When Chinese write Tibetan place names or people’s names into Chinese, they usually phonetically render the name based upon sound into similarly sounding Chinese characters, rather than semantically translating it into Chinese characters on the basis of meaning. In these cases, the Chinese characters do have meaning, but that meaning is incidental to their use in rendering the Tibetan name, since they were chosen primarily on the basis of their sounds. However, Chinese semantic equivalents are typically used if a part of a person’s name is an abstract title (“president,” etc.), or part of a place name is an abstract term such as “monastery,” “city” or “county.” In those cases, the Tibetan is not phonetically rendered, but rather is precisely translated with the equivalent Chinese term.

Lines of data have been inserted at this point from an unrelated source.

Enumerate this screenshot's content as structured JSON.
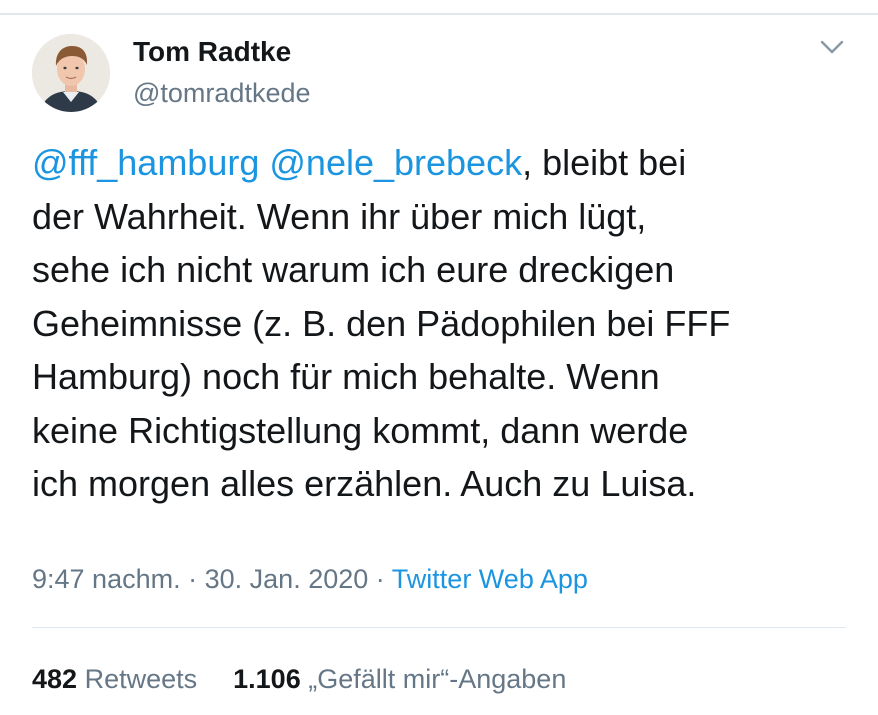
{
  "author": {
    "name": "Tom Radtke",
    "handle": "@tomradtkede"
  },
  "tweet": {
    "lines": [
      {
        "mentions": [
          "@fff_hamburg",
          "@nele_brebeck"
        ],
        "rest": ", bleibt bei"
      },
      "der Wahrheit. Wenn ihr über mich lügt,",
      "sehe ich nicht warum ich eure dreckigen",
      "Geheimnisse (z. B. den Pädophilen bei FFF",
      "Hamburg) noch für mich behalte. Wenn",
      "keine Richtigstellung kommt, dann werde",
      "ich morgen alles erzählen. Auch zu Luisa."
    ]
  },
  "meta": {
    "time": "9:47 nachm.",
    "separator": "·",
    "date": "30. Jan. 2020",
    "source": "Twitter Web App"
  },
  "stats": {
    "retweets_count": "482",
    "retweets_label": "Retweets",
    "likes_count": "1.106",
    "likes_label": "„Gefällt mir“-Angaben"
  },
  "icons": {
    "caret": "chevron-down-icon",
    "avatar": "profile-photo"
  },
  "colors": {
    "link": "#1b95e0",
    "secondary_text": "#657786",
    "primary_text": "#14171a",
    "divider": "#e1e8ed"
  }
}
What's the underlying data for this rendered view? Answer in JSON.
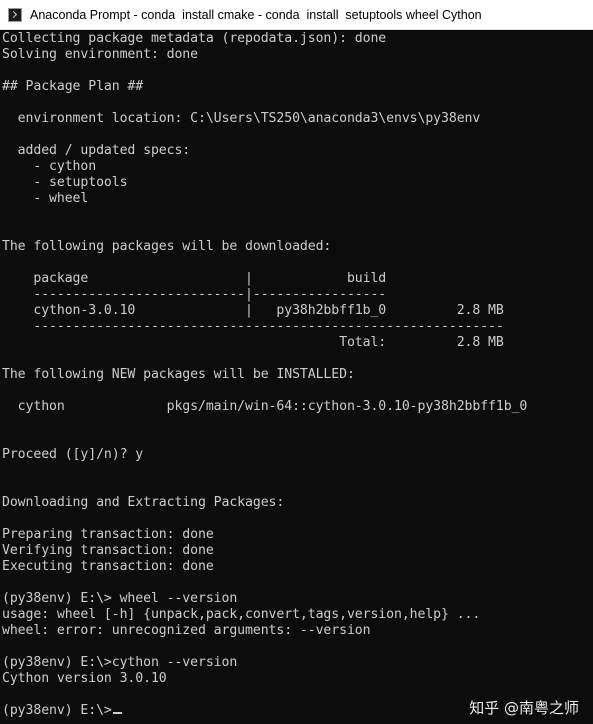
{
  "window": {
    "title": "Anaconda Prompt - conda  install cmake - conda  install  setuptools wheel Cython"
  },
  "console": {
    "lines": [
      "Collecting package metadata (repodata.json): done",
      "Solving environment: done",
      "",
      "## Package Plan ##",
      "",
      "  environment location: C:\\Users\\TS250\\anaconda3\\envs\\py38env",
      "",
      "  added / updated specs:",
      "    - cython",
      "    - setuptools",
      "    - wheel",
      "",
      "",
      "The following packages will be downloaded:",
      "",
      "    package                    |            build",
      "    ---------------------------|-----------------",
      "    cython-3.0.10              |   py38h2bbff1b_0         2.8 MB",
      "    ------------------------------------------------------------",
      "                                           Total:         2.8 MB",
      "",
      "The following NEW packages will be INSTALLED:",
      "",
      "  cython             pkgs/main/win-64::cython-3.0.10-py38h2bbff1b_0",
      "",
      "",
      "Proceed ([y]/n)? y",
      "",
      "",
      "Downloading and Extracting Packages:",
      "",
      "Preparing transaction: done",
      "Verifying transaction: done",
      "Executing transaction: done",
      "",
      "(py38env) E:\\> wheel --version",
      "usage: wheel [-h] {unpack,pack,convert,tags,version,help} ...",
      "wheel: error: unrecognized arguments: --version",
      "",
      "(py38env) E:\\>cython --version",
      "Cython version 3.0.10",
      ""
    ],
    "prompt": "(py38env) E:\\>"
  },
  "watermark": {
    "text": "知乎 @南粤之师"
  }
}
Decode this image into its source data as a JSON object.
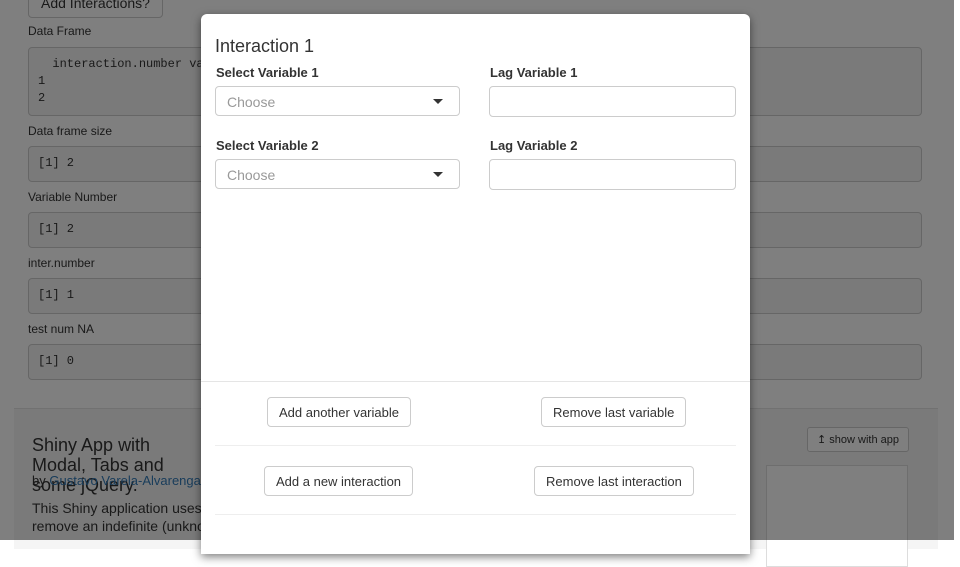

This yields “hybrid” renderings where a Tibetan name is rendered in Chinese by a combination of phonetics and translation.


There are a number of online sites that convert from simplified characters to traditional characters and vice versa. There are also sites that convert from Chinese characters to pinyin. One of these is external link: Some sites convert to pinyin with tone marks; some convert to pinyin with tone numbers; some convert to both. Thus far we have not found any sites that convert to pinyin without either tone marks or numbers.